結婚前、引越し前の整理を手伝いに来た神娘は、僕のボロアパートでヒーローアイドルのグッズを見つけた。
それ以降、神娘はその類を毛嫌いしているのだ。
怪しい勧誘とはいえ、娘の夢を1つ絶った僕の前科。
後ろめたいものを感じながら居間を出た。
「神娘さん?怒ってます?」
寝室で殺気全開の妻に恐る恐る質問する。
「怒ってなどおらんさ…」
ニッコリと笑う妻に、膝がガクガクと震えだす。
「ただ、私というものがありながら、別の女にうつつを抜かす愚か者がいたことを思い出しただけだ。
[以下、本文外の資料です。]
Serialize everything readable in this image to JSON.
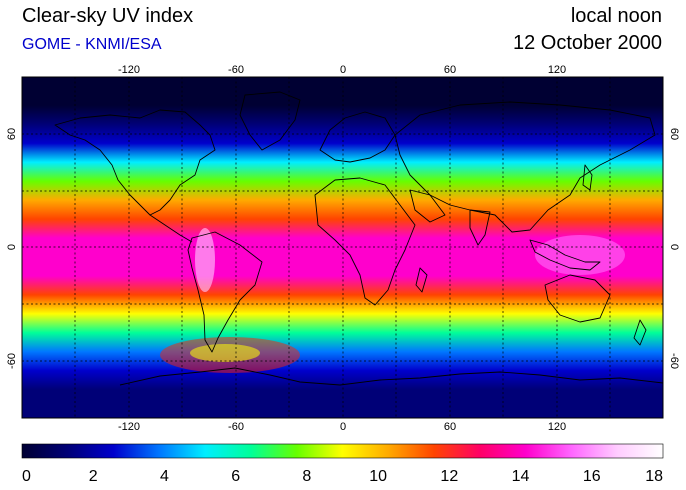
{
  "header": {
    "title": "Clear-sky UV index",
    "subtitle": "GOME - KNMI/ESA",
    "time_label": "local noon",
    "date_label": "12 October 2000",
    "subtitle_color": "#0000cc"
  },
  "map": {
    "projection": "equirectangular",
    "lon_range": [
      -180,
      180
    ],
    "lat_range": [
      -90,
      90
    ],
    "grid": true,
    "lon_ticks": [
      -120,
      -60,
      0,
      60,
      120
    ],
    "lat_ticks": [
      -60,
      0,
      60
    ],
    "lon_tick_labels": [
      "-120",
      "-60",
      "0",
      "60",
      "120"
    ],
    "lat_tick_labels": [
      "-60",
      "0",
      "60"
    ],
    "uv_by_latitude": [
      {
        "lat": 90,
        "uv": 0
      },
      {
        "lat": 75,
        "uv": 0.5
      },
      {
        "lat": 65,
        "uv": 1.5
      },
      {
        "lat": 55,
        "uv": 3
      },
      {
        "lat": 45,
        "uv": 5
      },
      {
        "lat": 35,
        "uv": 7.5
      },
      {
        "lat": 25,
        "uv": 10
      },
      {
        "lat": 15,
        "uv": 12
      },
      {
        "lat": 5,
        "uv": 14
      },
      {
        "lat": -5,
        "uv": 14.5
      },
      {
        "lat": -15,
        "uv": 13.5
      },
      {
        "lat": -25,
        "uv": 11.5
      },
      {
        "lat": -35,
        "uv": 9
      },
      {
        "lat": -45,
        "uv": 6
      },
      {
        "lat": -55,
        "uv": 4
      },
      {
        "lat": -65,
        "uv": 2.5
      },
      {
        "lat": -75,
        "uv": 1.5
      },
      {
        "lat": -90,
        "uv": 1
      }
    ]
  },
  "colorbar": {
    "min": 0,
    "max": 18,
    "tick_labels": [
      "0",
      "2",
      "4",
      "6",
      "8",
      "10",
      "12",
      "14",
      "16",
      "18"
    ],
    "colors": [
      "#000033",
      "#000077",
      "#0000cc",
      "#0077ff",
      "#00eeff",
      "#00ff99",
      "#66ff00",
      "#ffff00",
      "#ffaa00",
      "#ff4400",
      "#ff0066",
      "#ff00cc",
      "#ff66ff",
      "#ffccff",
      "#ffffff"
    ]
  }
}
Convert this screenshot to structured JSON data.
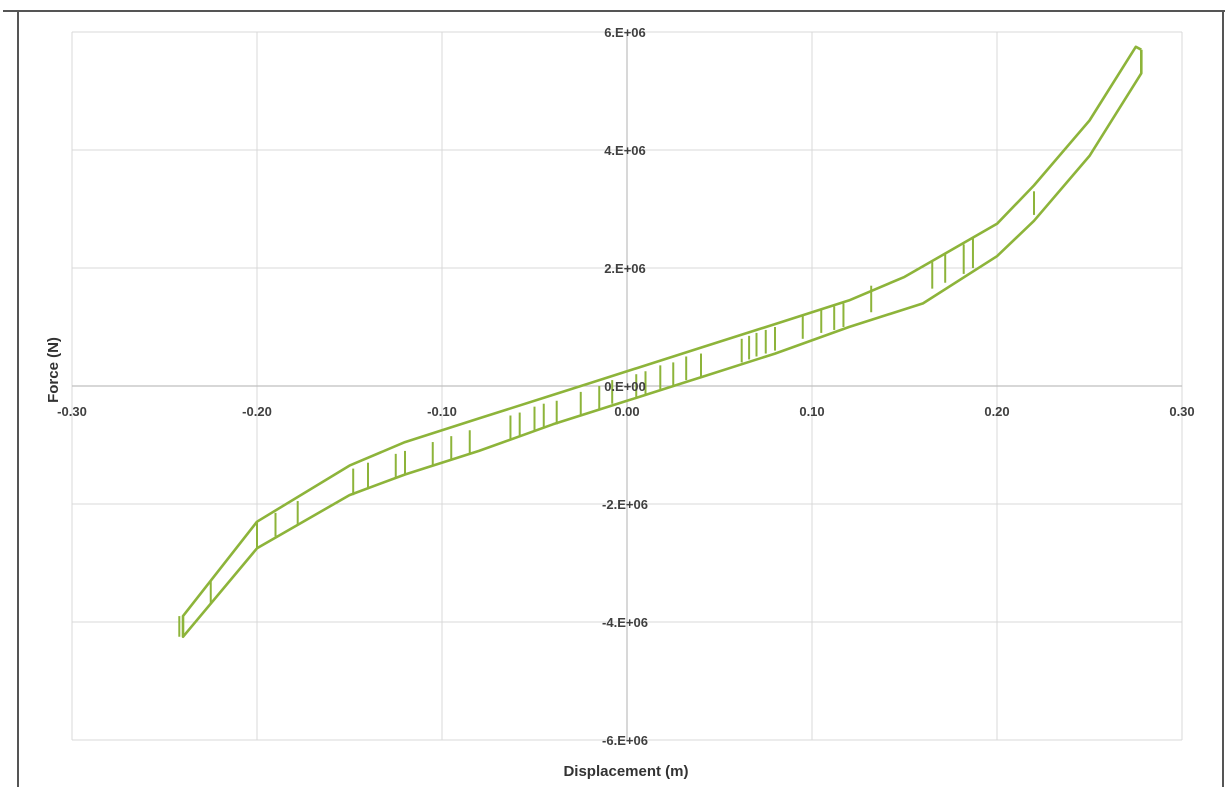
{
  "chart_data": {
    "type": "line",
    "title": "",
    "xlabel": "Displacement (m)",
    "ylabel": "Force (N)",
    "xlim": [
      -0.3,
      0.3
    ],
    "ylim": [
      -6000000,
      6000000
    ],
    "x_ticks": [
      -0.3,
      -0.2,
      -0.1,
      0.0,
      0.1,
      0.2,
      0.3
    ],
    "x_tick_labels": [
      "-0.30",
      "-0.20",
      "-0.10",
      "0.00",
      "0.10",
      "0.20",
      "0.30"
    ],
    "y_ticks": [
      6000000,
      4000000,
      2000000,
      0,
      -2000000,
      -4000000,
      -6000000
    ],
    "y_tick_labels": [
      "6.E+06",
      "4.E+06",
      "2.E+06",
      "0.E+00",
      "-2.E+06",
      "-4.E+06",
      "-6.E+06"
    ],
    "grid": true,
    "series_color": "#8DB43A",
    "grid_color": "#D9D9D9",
    "axis_color": "#BFBFBF",
    "series": [
      {
        "name": "",
        "x": [
          0.278,
          0.278,
          0.25,
          0.22,
          0.2,
          0.16,
          0.12,
          0.08,
          0.04,
          0.0,
          -0.04,
          -0.08,
          -0.12,
          -0.15,
          -0.2,
          -0.24,
          -0.24,
          -0.2,
          -0.15,
          -0.12,
          -0.08,
          -0.04,
          0.0,
          0.04,
          0.08,
          0.12,
          0.15,
          0.2,
          0.22,
          0.25,
          0.275,
          0.278
        ],
        "y": [
          5700000,
          5300000,
          3900000,
          2800000,
          2200000,
          1400000,
          1000000,
          550000,
          150000,
          -250000,
          -650000,
          -1100000,
          -1500000,
          -1850000,
          -2750000,
          -4250000,
          -3900000,
          -2300000,
          -1350000,
          -950000,
          -550000,
          -150000,
          250000,
          650000,
          1050000,
          1450000,
          1850000,
          2750000,
          3400000,
          4500000,
          5750000,
          5700000
        ]
      }
    ],
    "steps": [
      {
        "x": -0.242,
        "y_low": -4250000,
        "y_high": -3900000
      },
      {
        "x": -0.225,
        "y_low": -3700000,
        "y_high": -3300000
      },
      {
        "x": -0.2,
        "y_low": -2750000,
        "y_high": -2300000
      },
      {
        "x": -0.19,
        "y_low": -2550000,
        "y_high": -2150000
      },
      {
        "x": -0.178,
        "y_low": -2350000,
        "y_high": -1950000
      },
      {
        "x": -0.148,
        "y_low": -1850000,
        "y_high": -1400000
      },
      {
        "x": -0.14,
        "y_low": -1750000,
        "y_high": -1300000
      },
      {
        "x": -0.125,
        "y_low": -1550000,
        "y_high": -1150000
      },
      {
        "x": -0.12,
        "y_low": -1500000,
        "y_high": -1100000
      },
      {
        "x": -0.105,
        "y_low": -1350000,
        "y_high": -950000
      },
      {
        "x": -0.095,
        "y_low": -1250000,
        "y_high": -850000
      },
      {
        "x": -0.085,
        "y_low": -1150000,
        "y_high": -750000
      },
      {
        "x": -0.063,
        "y_low": -900000,
        "y_high": -500000
      },
      {
        "x": -0.058,
        "y_low": -850000,
        "y_high": -450000
      },
      {
        "x": -0.05,
        "y_low": -750000,
        "y_high": -350000
      },
      {
        "x": -0.045,
        "y_low": -700000,
        "y_high": -300000
      },
      {
        "x": -0.038,
        "y_low": -650000,
        "y_high": -250000
      },
      {
        "x": -0.025,
        "y_low": -500000,
        "y_high": -100000
      },
      {
        "x": -0.015,
        "y_low": -400000,
        "y_high": 0
      },
      {
        "x": -0.008,
        "y_low": -300000,
        "y_high": 100000
      },
      {
        "x": 0.005,
        "y_low": -200000,
        "y_high": 200000
      },
      {
        "x": 0.01,
        "y_low": -150000,
        "y_high": 250000
      },
      {
        "x": 0.018,
        "y_low": -50000,
        "y_high": 350000
      },
      {
        "x": 0.025,
        "y_low": 0,
        "y_high": 400000
      },
      {
        "x": 0.032,
        "y_low": 100000,
        "y_high": 500000
      },
      {
        "x": 0.04,
        "y_low": 150000,
        "y_high": 550000
      },
      {
        "x": 0.062,
        "y_low": 400000,
        "y_high": 800000
      },
      {
        "x": 0.066,
        "y_low": 450000,
        "y_high": 850000
      },
      {
        "x": 0.07,
        "y_low": 500000,
        "y_high": 900000
      },
      {
        "x": 0.075,
        "y_low": 550000,
        "y_high": 950000
      },
      {
        "x": 0.08,
        "y_low": 600000,
        "y_high": 1000000
      },
      {
        "x": 0.095,
        "y_low": 800000,
        "y_high": 1200000
      },
      {
        "x": 0.105,
        "y_low": 900000,
        "y_high": 1300000
      },
      {
        "x": 0.112,
        "y_low": 950000,
        "y_high": 1350000
      },
      {
        "x": 0.117,
        "y_low": 1000000,
        "y_high": 1400000
      },
      {
        "x": 0.132,
        "y_low": 1250000,
        "y_high": 1700000
      },
      {
        "x": 0.165,
        "y_low": 1650000,
        "y_high": 2100000
      },
      {
        "x": 0.172,
        "y_low": 1750000,
        "y_high": 2250000
      },
      {
        "x": 0.182,
        "y_low": 1900000,
        "y_high": 2400000
      },
      {
        "x": 0.187,
        "y_low": 2000000,
        "y_high": 2500000
      },
      {
        "x": 0.22,
        "y_low": 2900000,
        "y_high": 3300000
      }
    ]
  }
}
」
天地がひっくり返る様な殺気。
滅茶苦茶怒ってる。
「も、もう20年近く前の話ですから…」
「20年経てば、妻より娘の方が可愛いくなるんだな。」
先程のことも怒っておられる様だ。
「今宵は寝かさぬぞ?」
殺気を放つ妻。
男らしくて素敵です…
覚悟を決めた僕は、ベットに横たわる。